À medida que nos afastamos do coletivo estamos num movimento de individualismo. Procuramos a satisfação irrestrita e irrefletida de nossos desejos em detrimento da existência alheia. Me preocupo com a limpeza de minha calçada, mas utilizo quantidade exorbitante de água; quero me casar com determinada pessoa, mas não quero deixar de lado o estilo de vida de solteiro; quero passagem no trânsito, mas me recuso a dar passagem a outro; quero que aceitem minha diferença, mas não aceito o diferente no outro. Exemplos não faltam. E o fato que se apresenta é o seguinte: nós caminhamos para o individualismo. E qual é o nosso papel diante de tal realidade?

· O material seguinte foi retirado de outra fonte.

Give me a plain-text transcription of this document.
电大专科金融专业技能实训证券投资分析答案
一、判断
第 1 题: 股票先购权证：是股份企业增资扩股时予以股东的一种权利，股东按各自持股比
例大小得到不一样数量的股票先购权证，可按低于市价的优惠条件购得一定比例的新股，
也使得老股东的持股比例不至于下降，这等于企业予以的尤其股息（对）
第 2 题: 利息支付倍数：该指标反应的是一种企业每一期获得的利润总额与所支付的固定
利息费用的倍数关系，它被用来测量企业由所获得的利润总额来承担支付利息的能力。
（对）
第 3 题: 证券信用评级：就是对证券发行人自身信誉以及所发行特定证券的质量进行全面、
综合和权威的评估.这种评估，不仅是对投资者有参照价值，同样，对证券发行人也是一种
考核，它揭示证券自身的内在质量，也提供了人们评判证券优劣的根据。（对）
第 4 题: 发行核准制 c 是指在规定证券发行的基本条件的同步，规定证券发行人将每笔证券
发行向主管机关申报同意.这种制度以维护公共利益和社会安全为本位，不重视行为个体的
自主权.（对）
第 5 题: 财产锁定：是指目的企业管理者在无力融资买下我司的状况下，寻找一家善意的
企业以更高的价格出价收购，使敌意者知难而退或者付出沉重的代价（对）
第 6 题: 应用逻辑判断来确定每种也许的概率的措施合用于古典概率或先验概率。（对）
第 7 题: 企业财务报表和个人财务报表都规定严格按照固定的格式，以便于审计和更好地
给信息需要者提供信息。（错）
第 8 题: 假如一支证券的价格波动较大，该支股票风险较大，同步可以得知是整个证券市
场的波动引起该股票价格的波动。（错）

O papel que nos resta diante desta realidade é o caminho da individualidade. Sob um primeiro olhar, individualismo e individualidade podem soar como sinônimos. Pelo contrário, estão mais para antônimos: enquanto sob o individualismo buscamos a satisfação plena e inconseqüente de nossas realidades e desejos, a perspectiva de individualidade é a de buscarmos, dentro de um processo ético e comprometido de reflexão, o autoconhecimento, através do qual integro aspectos diversos à minha consciência. Em outras palavras, vivo a minha vida em sua plenitude de sentidos, aceito tanto os acertos como os erros, tanto a saúde como a doença, tanto a luz como a sombra. Porque, a partir da percepção de que não somos tudo aquilo que pretendíamos ou gostaríamos de ser, podemos aceitar tanto as nossas idiossincrasias como aquela que é alheia a nós. E dentro desta perspectiva, podemos, finalmente, sermos indivíduos (e não individualistas).

Portanto, ao nos depararmos com a crise de nossos sistemas de relacionamento (a cidade e o amor) nos propormos à uma reflexão de caráter pessoal, levando em conta nossas características totais: defeitos e qualidades. E da mesma forma aceitar uma dinâmica análoga aos nossos pares. Pois então, será o momento em que poderemos nos relacionar, de fato, com o outro e não com uma projeção daquilo que eu espero, neuroticamente, do outro. E poderemos então conviver numa cidade, e não impor nossos desejos à força de carros blindados, edifícios à prova de roubos e bairros higiênicos, onde a sujeira é varrida para baixo de nosso tapete.